Parallelism in Haskell allows you to perform multiple computations simultaneously, leveraging multi-core processors to improve performance. This module will cover the basics of parallelism, including key concepts, practical examples, and exercises to help you understand and implement parallelism in Haskell.

Key Concepts

  1. Parallelism vs. Concurrency:

    • Parallelism: Performing multiple computations at the same time.
    • Concurrency: Structuring a program to handle multiple tasks that may not necessarily run simultaneously.
  2. Strategies:

    • Strategies are a way to control the evaluation of parallel computations in Haskell.
  3. Par and pseq:

    • par: Sparks a parallel computation.
    • pseq: Ensures that one computation is evaluated before another.
  4. Parallel Libraries:

    • Control.Parallel: Basic parallelism constructs.
    • Control.Parallel.Strategies: Higher-level strategies for parallelism.

Practical Examples

Example 1: Basic Parallelism with par and pseq

import Control.Parallel (par, pseq)

-- A simple function to compute the sum of two lists in parallel
parallelSum :: [Int] -> [Int] -> Int
parallelSum xs ys = 
    let sum1 = sum xs
        sum2 = sum ys
    in sum1 `par` (sum2 `pseq` (sum1 + sum2))

main :: IO ()
main = do
    let list1 = [1..1000000]
        list2 = [1000001..2000000]
    print $ parallelSum(list1, list2)

Explanation:

  • par sparks the evaluation of sum1 in parallel.
  • pseq ensures that sum2 is evaluated before combining the results.

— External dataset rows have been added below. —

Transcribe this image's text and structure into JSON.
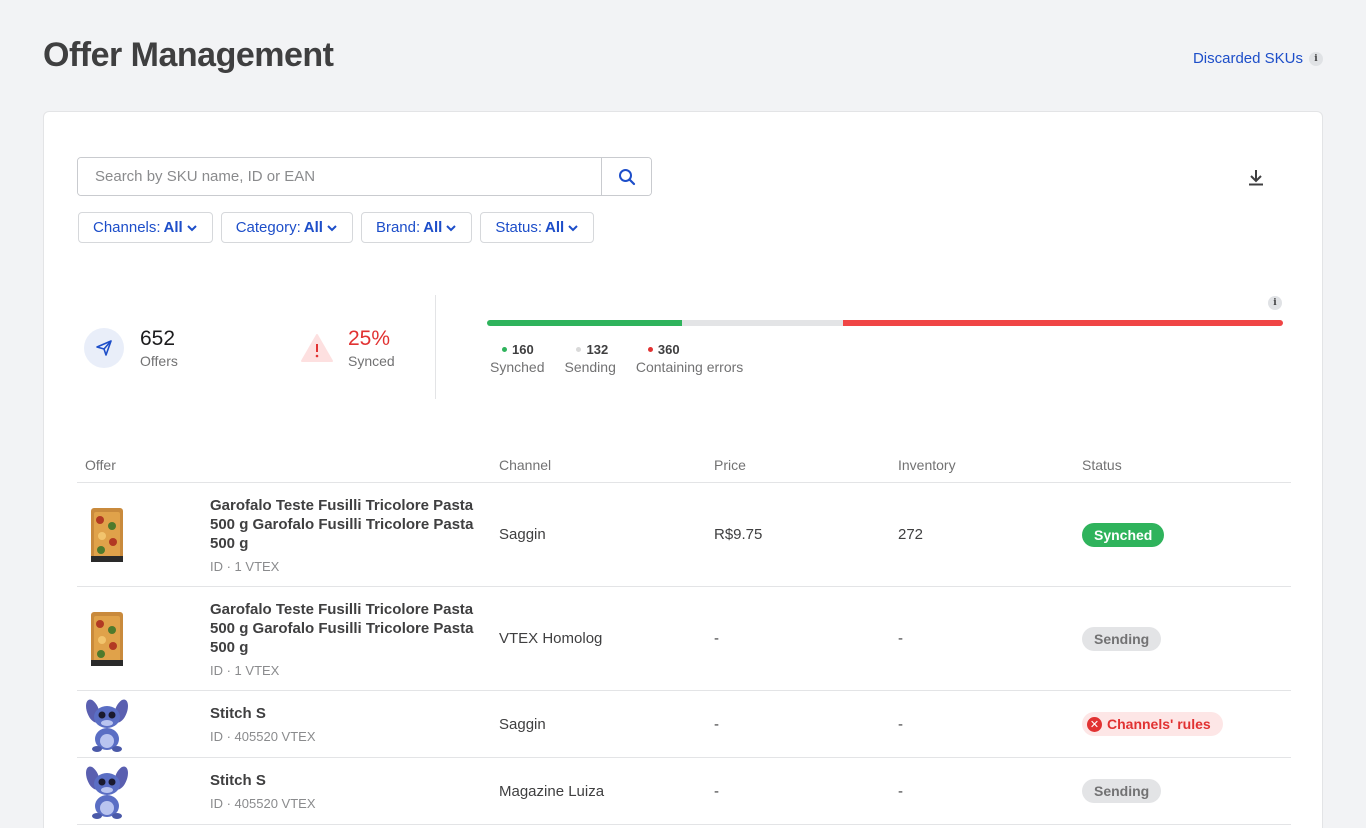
{
  "header": {
    "title": "Offer Management",
    "discarded_label": "Discarded SKUs",
    "info_glyph": "i"
  },
  "search": {
    "placeholder": "Search by SKU name, ID or EAN",
    "value": ""
  },
  "filters": [
    {
      "label": "Channels:",
      "value": "All"
    },
    {
      "label": "Category:",
      "value": "All"
    },
    {
      "label": "Brand:",
      "value": "All"
    },
    {
      "label": "Status:",
      "value": "All"
    }
  ],
  "stats": {
    "offers_count": "652",
    "offers_label": "Offers",
    "synced_pct": "25%",
    "synced_label": "Synced"
  },
  "progress": {
    "synched": 160,
    "sending": 132,
    "errors": 360,
    "colors": {
      "synched": "#2fb35c",
      "sending": "#e3e4e6",
      "errors": "#f04545"
    }
  },
  "legend": [
    {
      "count": "160",
      "label": "Synched",
      "color": "#2fb35c"
    },
    {
      "count": "132",
      "label": "Sending",
      "color": "#d9d9d9"
    },
    {
      "count": "360",
      "label": "Containing errors",
      "color": "#e13232"
    }
  ],
  "table": {
    "headers": {
      "offer": "Offer",
      "channel": "Channel",
      "price": "Price",
      "inventory": "Inventory",
      "status": "Status"
    },
    "rows": [
      {
        "name": "Garofalo Teste Fusilli Tricolore Pasta 500 g Garofalo Fusilli Tricolore Pasta 500 g",
        "id": "ID · 1 VTEX",
        "channel": "Saggin",
        "price": "R$9.75",
        "inventory": "272",
        "status": "Synched",
        "status_type": "synched",
        "image": "pasta-image"
      },
      {
        "name": "Garofalo Teste Fusilli Tricolore Pasta 500 g Garofalo Fusilli Tricolore Pasta 500 g",
        "id": "ID · 1 VTEX",
        "channel": "VTEX Homolog",
        "price": "-",
        "inventory": "-",
        "status": "Sending",
        "status_type": "sending",
        "image": "pasta-image"
      },
      {
        "name": "Stitch S",
        "id": "ID · 405520 VTEX",
        "channel": "Saggin",
        "price": "-",
        "inventory": "-",
        "status": "Channels' rules",
        "status_type": "error",
        "image": "stitch-image"
      },
      {
        "name": "Stitch S",
        "id": "ID · 405520 VTEX",
        "channel": "Magazine Luiza",
        "price": "-",
        "inventory": "-",
        "status": "Sending",
        "status_type": "sending",
        "image": "stitch-image"
      }
    ]
  }
}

Example 2: Using Strategies

import Control.Parallel.Strategies (rpar, rseq, runEval)

-- A function to compute the sum of two lists using strategies
parallelSumStrategies :: [Int] -> [Int] -> Int
parallelSumStrategies xs ys = runEval $ do
    sum1 <- rpar (sum xs)
    sum2 <- rseq (sum ys)
    rseq sum1
    return (sum1 + sum2)

main :: IO ()
main = do
    let list1 = [1..1000000]
        list2 = [1000001..2000000]
    print $ parallelSumStrategies list1 list2

Explanation:

  • rpar sparks a parallel computation.
  • rseq ensures sequential evaluation.
  • runEval runs the parallel computations and returns the result.

Exercises

Exercise 1: Parallel Map

Implement a parallel version of the map function.

import Control.Parallel.Strategies (parList, rpar, using)

parallelMap :: (a -> b) -> [a] -> [b]
parallelMap f xs = map f xs `using` parList rpar

main :: IO ()
main = do
    let list = [1..1000000]
    print $ parallelMap (+1) list

Solution:

  • Use parList and rpar to parallelize the map function.

Exercise 2: Parallel Fibonacci

Compute the nth Fibonacci number in parallel.

import Control.Parallel (par, pseq)

fib :: Int -> Int
fib 0 = 0
fib 1 = 1
fib n = let x = fib (n-1)
            y = fib (n-2)
        in x `par` (y `pseq` (x + y))

main :: IO ()
main = print $ fib 30

Solution:

  • Use par and pseq to parallelize the Fibonacci computation.

Common Mistakes and Tips

  • Overhead: Parallelism introduces overhead. Ensure that the computations are large enough to benefit from parallelism.
  • Granularity: Too fine-grained parallelism can lead to inefficiency. Balance the granularity of tasks.
  • Lazy Evaluation: Haskell's lazy evaluation can interfere with parallelism. Use pseq to force evaluation order when necessary.

Conclusion

In this section, you learned about parallelism in Haskell, including key concepts, practical examples, and exercises. You now have the tools to implement parallel computations in Haskell, leveraging multi-core processors to improve performance. In the next section, we will explore the Foreign Function Interface (FFI) in Haskell.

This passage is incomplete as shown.